Basically what I'm looking for are statistical formulas or excel formulas/macros that can determine the importance of a given stat (how that stat affects your chances of winning.) Any help would be greatly appreciated and I'd be happy to share my data and my results with anyone who can give me some advice.

Once I feel like I have some concrete evidence to support my hypotheses I will be sharing my findings with the rest of the community so please don't hate me for not sharing everything right now. However, I'm happy to answer any questions you have on what I've seen in the data so far.

6 Comments

ElysMustache12/23/2016, 11:38:05 PM1 votes

I might be able to help.

Here is an example of my work with League of Legends in Excel (my Season 6 ranked games): https://docs.google.com/spreadsheets/d/1R2bROU-o2eEgn7u93dvK-82vlDrbEHRtoPJtlXW91Mg/edit?usp=sharing

Z Statistic12/24/2016, 12:05:48 AM1 votes

You have now learned the very difficult lesson of statistics: throwing money, time, and effort at the question doesn't make it any better.

If you simply ripped the records from a single computer in your League folder, well, nothing of value lost. If you had to rip them from multiple hard drives if you play on more than one computer, then I am sorry for the time you wasted. If however you didn't know any of this and actually went through the difficulty of gathering this data by hand, then you have my deepest condolences.

Your data is compromised by your sampling methodology. The most you will be able to say is that X does not cause Y.

If you're looking to find evidence that farming increases your winrate or that minimizing deaths increases your winrate or something extremely specific such s getting dragon after 20 minutes is beneficial whereas getting it before is detrimental, you will be sorely disappointed. If anything, this is basically just confirmatory procedure of what we already know. You have no basis for discovering something new because as I have described your sampling methodology is not suitable for causal relationships.
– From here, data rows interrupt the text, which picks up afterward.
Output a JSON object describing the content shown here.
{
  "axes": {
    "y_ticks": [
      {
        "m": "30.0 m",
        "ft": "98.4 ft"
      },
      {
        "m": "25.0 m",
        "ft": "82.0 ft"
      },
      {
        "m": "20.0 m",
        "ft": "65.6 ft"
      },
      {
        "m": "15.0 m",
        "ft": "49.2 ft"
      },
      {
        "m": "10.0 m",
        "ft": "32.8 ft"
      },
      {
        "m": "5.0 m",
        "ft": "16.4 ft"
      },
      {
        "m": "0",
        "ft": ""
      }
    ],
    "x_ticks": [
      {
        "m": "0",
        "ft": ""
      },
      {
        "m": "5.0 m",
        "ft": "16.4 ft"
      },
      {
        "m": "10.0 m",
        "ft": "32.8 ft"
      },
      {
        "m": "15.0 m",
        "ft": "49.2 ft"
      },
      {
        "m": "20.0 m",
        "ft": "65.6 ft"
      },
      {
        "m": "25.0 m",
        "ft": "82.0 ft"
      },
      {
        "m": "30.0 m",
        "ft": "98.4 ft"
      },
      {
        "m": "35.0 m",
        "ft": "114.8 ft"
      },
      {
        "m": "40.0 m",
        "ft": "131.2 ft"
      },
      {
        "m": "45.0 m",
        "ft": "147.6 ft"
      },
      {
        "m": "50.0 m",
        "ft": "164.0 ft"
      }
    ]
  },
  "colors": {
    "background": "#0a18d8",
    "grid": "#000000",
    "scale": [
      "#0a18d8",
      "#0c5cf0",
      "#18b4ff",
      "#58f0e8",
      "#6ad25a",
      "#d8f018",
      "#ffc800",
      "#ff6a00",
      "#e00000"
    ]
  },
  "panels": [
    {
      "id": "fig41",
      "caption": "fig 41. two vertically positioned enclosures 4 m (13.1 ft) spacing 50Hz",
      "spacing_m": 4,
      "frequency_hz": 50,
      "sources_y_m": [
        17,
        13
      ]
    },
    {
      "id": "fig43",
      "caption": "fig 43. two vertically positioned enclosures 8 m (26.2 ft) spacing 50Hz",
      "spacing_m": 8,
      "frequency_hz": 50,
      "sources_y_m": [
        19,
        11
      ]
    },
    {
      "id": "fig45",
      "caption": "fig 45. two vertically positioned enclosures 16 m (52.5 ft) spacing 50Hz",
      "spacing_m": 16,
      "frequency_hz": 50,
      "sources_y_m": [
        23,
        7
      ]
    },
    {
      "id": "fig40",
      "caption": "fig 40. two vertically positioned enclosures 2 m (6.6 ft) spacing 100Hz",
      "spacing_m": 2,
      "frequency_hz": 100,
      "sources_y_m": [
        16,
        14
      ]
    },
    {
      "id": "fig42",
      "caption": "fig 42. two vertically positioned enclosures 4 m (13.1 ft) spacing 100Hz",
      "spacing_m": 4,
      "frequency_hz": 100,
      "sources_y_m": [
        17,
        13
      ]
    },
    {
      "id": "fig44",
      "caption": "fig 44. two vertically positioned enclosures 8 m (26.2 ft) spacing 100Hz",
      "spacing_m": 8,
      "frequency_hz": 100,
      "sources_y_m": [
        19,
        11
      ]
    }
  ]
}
Honestly, I don't even know if you can read ANYTHING general from this data. You are not representative of the community's skill, and considering that MMR is hidden, I'm not sure if you can control for your evolution in skill.

Non-heteroscedasticity? I can deal with this. Non-normality? Easy peasy. Non-independence? Difficult, but doable.

I don't know how large your sample size is either, but considering that you are looking for an enormous amount of variables and potential correlations, you have to have a very low sensitivity for each variable in order to make a reasonable conclusion of non-random chance for any significant findings.

Off the top of my head, Confirmatory Factor Analysis/Principle Components Analysis (both are available in Excel iirc), but it basically is simply writing off any possibility of X causing Y and instead assumes P causes X which is associated with Y where P is a latent/confounding variable. The weakness is that it stops becoming "ok, getting more gold makes you win more" and becomes "ok, teamwork and individual mechanical skill seem to help you win more." It's more robust but it's more nebulous, and honestly I have no idea what the predictive usefulness of any findings would be.

So, yeah, if you're looking to see if Hydra helps you win more with certain champions, you're out of luck, buddy. If you're looking at simply discounting some myths by finding a non-correlation, you'll have to do some (Read: a shit ton) of controls and transformations, but it's doable. If you're looking for some overarching design of constructs, you can find one for yourself but not for others, and it would be nebulous.

Ultimately, if there's any usefulness garnered from this data, it really only pertains to you specifically.